Every other week I have a local friend that I visit in my area that lost his wife to cancer in December of 2016. He’s from the same small town we grew up in as kids, and he had a business just around the corner from my Dad’s silo business and so we’ve known him for years.
Like many, he moved down to Arizona when he retired and although he is much older in age, he loves to sit and talk when I come over and especially loves it when I bring fresh baked rolls over with me.
If you are looking for the perfect light and fluffy dinner roll, look no further. These french bread rolls really are the most incredible rolls you will ever make and they pair up nicely with this recipe for Instant Pot Sloppy Joes.
This easy recipe can make up to 20 rolls (we average about 18 depending on size), but feel free to make the rolls slightly larger to use as French Dip sandwiches.
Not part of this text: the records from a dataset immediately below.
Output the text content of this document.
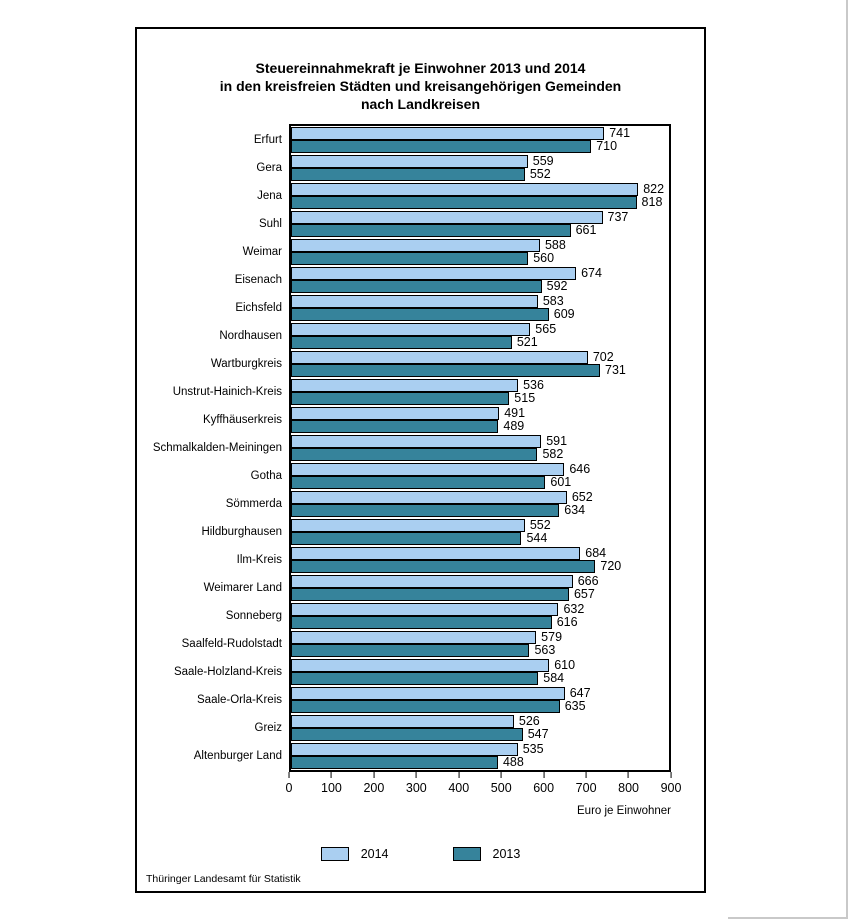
Steuereinnahmekraft je Einwohner 2013 und 2014
in den kreisfreien Städten und kreisangehörigen Gemeinden
nach Landkreisen
Erfurt	741
710
Gera	559
552
Jena	822
818
Suhl	737
661
Weimar	588
560
Eisenach	674
592
Eichsfeld	583
609
Nordhausen	565
521
Wartburgkreis	702
731
Unstrut-Hainich-Kreis	536
515
Kyffhäuserkreis	491
489
Schmalkalden-Meiningen	591
582
Gotha	646
601
Sömmerda	652
634
Hildburghausen	552
544
Ilm-Kreis	684
720
Weimarer Land	666
657
Sonneberg	632
616
Saalfeld-Rudolstadt	579
563
Saale-Holzland-Kreis	610
584
Saale-Orla-Kreis	647
635
Greiz	526
547
Altenburger Land	535
488
Euro je Einwohner
0 100 200 300 400 500 600 700 800 900
2014	2013
Thüringer Landesamt für Statistik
These easy to make French Bread Rolls are to die for! They are crusty on the outside and fluffy on the inside. Best eaten warm from the oven! *Prep time does not include rise time.
Ingredients
- 1 1/2 C. warm water (105-115 degrees)
- 1 Tbsp active dry yeast (1/2 tsp less if you are at a high altitude)
- 2 Tbsp sugar
- 2 Tbsp olive oil
- 1 tsp salt
- 3 1/2 - 4 C. bread flour
- optional: 2 egg whites + 1 Tbsp water beat until frothy
Instructions
- To get started, mix together the warm water (105-115 degrees F), yeast and sugar and let stand for 10 minutes in your mixer.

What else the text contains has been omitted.